Last weekend when a 4chan user leaked a cache of celebrity nude photos, including those of Jennifer Lawrence and Kate Upton, internet users responded in a variety of ways.
Some chose to respect the women’s privacy and just didn’t click. Others began a strange movement to compensate for “fappening” by donating to cancer research. Another reaction that has come up that’s quite unusualy is from a Los Angeles-based artist named XVALA, who is, you guessed it, appropriating these images as art.The artist plans on displaying them on canvas, life-size and unaltered.
XVALA will showcase the images as part of his “long-awaited,” according to the press release, “No Delete” exhibition.
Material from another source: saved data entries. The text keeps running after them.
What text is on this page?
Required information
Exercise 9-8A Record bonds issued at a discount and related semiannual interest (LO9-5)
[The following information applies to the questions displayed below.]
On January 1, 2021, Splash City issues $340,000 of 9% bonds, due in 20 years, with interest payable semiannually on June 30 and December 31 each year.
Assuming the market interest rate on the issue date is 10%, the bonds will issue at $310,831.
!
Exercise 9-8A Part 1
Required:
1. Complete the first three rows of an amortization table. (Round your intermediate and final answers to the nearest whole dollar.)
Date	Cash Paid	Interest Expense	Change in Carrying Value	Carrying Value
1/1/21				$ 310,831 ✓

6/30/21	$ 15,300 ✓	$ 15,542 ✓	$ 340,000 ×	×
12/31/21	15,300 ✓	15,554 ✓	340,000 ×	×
It will run at Florida’s Cory Allen Contemporary Art, which dubs itself “the world’s first PR gallery” and refers to itself with the hashtag #CACA.
The rest of the show features more of the same — years of celebrities’ most intimate and comprising photos, accessed by paparazzi or hackers. His most famed work is a framed image of Britney Spears from the shaved head-era. Essentially, if you love tabloid trash but want to get pretentious about it, this is the show for you.
“We share our secrets with technology,” XVALA said in a statement. “And when we do, our privacy becomes accessible to others.” Thank you, XVALA, for that in-depth analysis, so thoughtfully illustrated via hacked images of breasts.
XVALA’s work also falls into the misguided ritual of shock art, which mistakenly assumes negative attention results from a conservative viewership, rather than a critical or bored one. Truly transgressive artists take risks in their work, putting their own reputation and even safety on the line. They don’t shove someone else’s body into the spotlight and take all the credit.